Sunday, 24 July 2016

His face fell

[Written May 25th, 2006.]

A few weeks ago I started a new blog, not knowing where it would lead. Like a dog sniffing a trail and straining at the leash, it seems to have led towards questioning “spirituality”. Do I really want to use this word to describe the important stuff that happens deep inside us?

No matter how we try to redefine it, “spirituality” sits on the shoulders of religions, and they go back thousands of years. They all seem to involve sacrifice. In the Old Testament, Israelites slit the throats of lambs and goats and offered them to God. According to Christians, Jesus went a stage further and offered himself on the Cross, so that our sins would be forgiven. Spiritual seekers in more recent times take it as given that to “gain spiritually”, whatever that means, it is necessary to renounce something. Christians have Lent, Muslims have Ramadan, Buddhists have detachment etc. The New Age religion has all sorts of things to renounce, together with new reasons for it too: chauvinism, junk food, couch potatoism, polluting the planet, cruelty to animals, war, anything “gross” that they identify as the new evil. But just like the old religions, the New Age one doesn’t lead its followers into wisdom, peace and joy. It leaves them in a state of perpetual neurotic striving, or perpetual smug hypocrisy.

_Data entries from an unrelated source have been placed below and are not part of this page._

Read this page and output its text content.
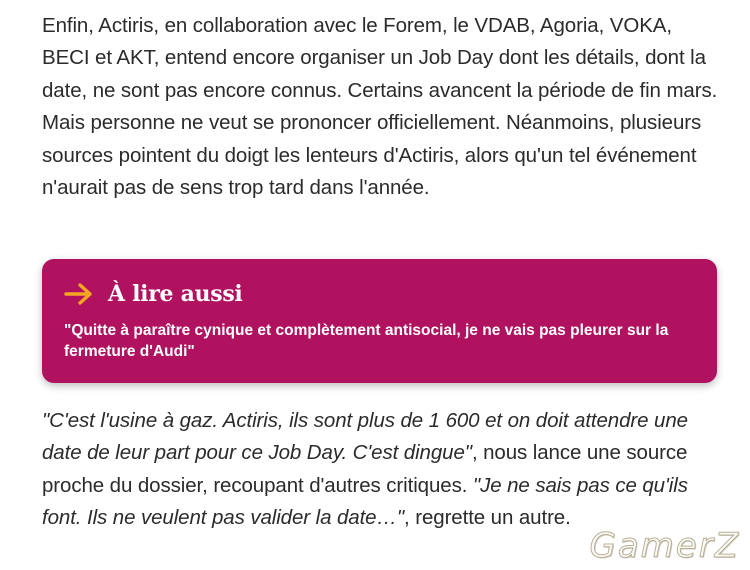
Enfin, Actiris, en collaboration avec le Forem, le VDAB, Agoria, VOKA, BECI et AKT, entend encore organiser un Job Day dont les détails, dont la date, ne sont pas encore connus. Certains avancent la période de fin mars. Mais personne ne veut se prononcer officiellement. Néanmoins, plusieurs sources pointent du doigt les lenteurs d'Actiris, alors qu'un tel événement n'aurait pas de sens trop tard dans l'année.

À lire aussi
"Quitte à paraître cynique et complètement antisocial, je ne vais pas pleurer sur la fermeture d'Audi"

"C'est l'usine à gaz. Actiris, ils sont plus de 1 600 et on doit attendre une date de leur part pour ce Job Day. C'est dingue", nous lance une source proche du dossier, recoupant d'autres critiques. "Je ne sais pas ce qu'ils font. Ils ne veulent pas valider la date…", regrette un autre.

GamerZ
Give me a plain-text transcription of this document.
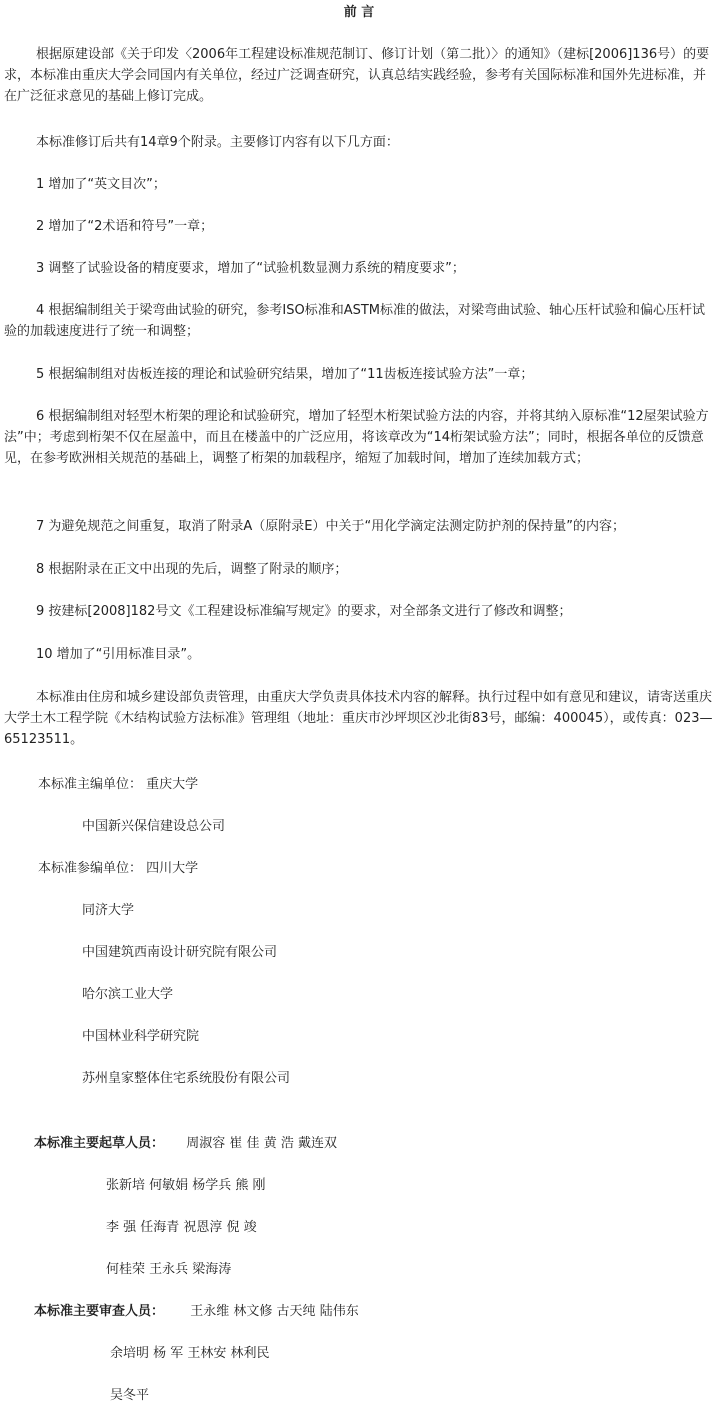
前 言

根据原建设部《关于印发〈2006年工程建设标准规范制订、修订计划（第二批）〉的通知》（建标[2006]136号）的要求，本标准由重庆大学会同国内有关单位，经过广泛调查研究，认真总结实践经验，参考有关国际标准和国外先进标准，并在广泛征求意见的基础上修订完成。

本标准修订后共有14章9个附录。主要修订内容有以下几方面：

1 增加了“英文目次”；

2 增加了“2术语和符号”一章；

3 调整了试验设备的精度要求，增加了“试验机数显测力系统的精度要求”；

4 根据编制组关于梁弯曲试验的研究，参考ISO标准和ASTM标准的做法，对梁弯曲试验、轴心压杆试验和偏心压杆试验的加载速度进行了统一和调整；

5 根据编制组对齿板连接的理论和试验研究结果，增加了“11齿板连接试验方法”一章；

6 根据编制组对轻型木桁架的理论和试验研究，增加了轻型木桁架试验方法的内容，并将其纳入原标准“12屋架试验方法”中；考虑到桁架不仅在屋盖中，而且在楼盖中的广泛应用，将该章改为“14桁架试验方法”；同时，根据各单位的反馈意见，在参考欧洲相关规范的基础上，调整了桁架的加载程序，缩短了加载时间，增加了连续加载方式；

7 为避免规范之间重复，取消了附录A（原附录E）中关于“用化学滴定法测定防护剂的保持量”的内容；

8 根据附录在正文中出现的先后，调整了附录的顺序；

9 按建标[2008]182号文《工程建设标准编写规定》的要求，对全部条文进行了修改和调整；

10 增加了“引用标准目录”。

本标准由住房和城乡建设部负责管理，由重庆大学负责具体技术内容的解释。执行过程中如有意见和建议，请寄送重庆大学土木工程学院《木结构试验方法标准》管理组（地址：重庆市沙坪坝区沙北街83号，邮编：400045），或传真：023—65123511。

本标准主编单位： 重庆大学
中国新兴保信建设总公司
本标准参编单位： 四川大学
同济大学
中国建筑西南设计研究院有限公司
哈尔滨工业大学
中国林业科学研究院
苏州皇家整体住宅系统股份有限公司
本标准主要起草人员： 周淑容 崔 佳 黄 浩 戴连双
张新培 何敏娟 杨学兵 熊 刚
李 强 任海青 祝恩淳 倪 竣
何桂荣 王永兵 梁海涛
本标准主要审查人员： 王永维 林文修 古天纯 陆伟东
余培明 杨 军 王林安 林利民
吴冬平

So I’ve given up spirituality, just as I gave up religion, meditation and God, on account of their divisiveness. They make their devotees feel superior to others. They divide us against ourselves and make us feel guilty.

I don’t really believe in “spirit” at all. Spirit for the ancients was that invisible substance which gives life when we breathe and leaves our body after our last breath. A potent image to be sure, but it has gone too far.

What’s left? I feel more connected than ever, but I don’t bother asking what I’m connected to. If I were pressed on the subject, I would say that my personal religion is “communing with Nature”. But that misses the point. There are depths in all of us, and it doesn’t matter what stirs those depths. The foolishness is to cherish beliefs without experience, because that is when the wars start.

The young man behind the counter at the petrol station is a born-again Muslim. By way of Muzak, he was playing a Koranic recitation. He spoke of his beard, Mohammed, going to Mecca, recognising holiness in all the prophets including Jesus. As he spoke, his eyes sparkled, his presence was almost angelic. “As long as you believe in God . . .” he said. I told him I had given up all beliefs including that one, and felt better for it. Poor fellow! His face fell.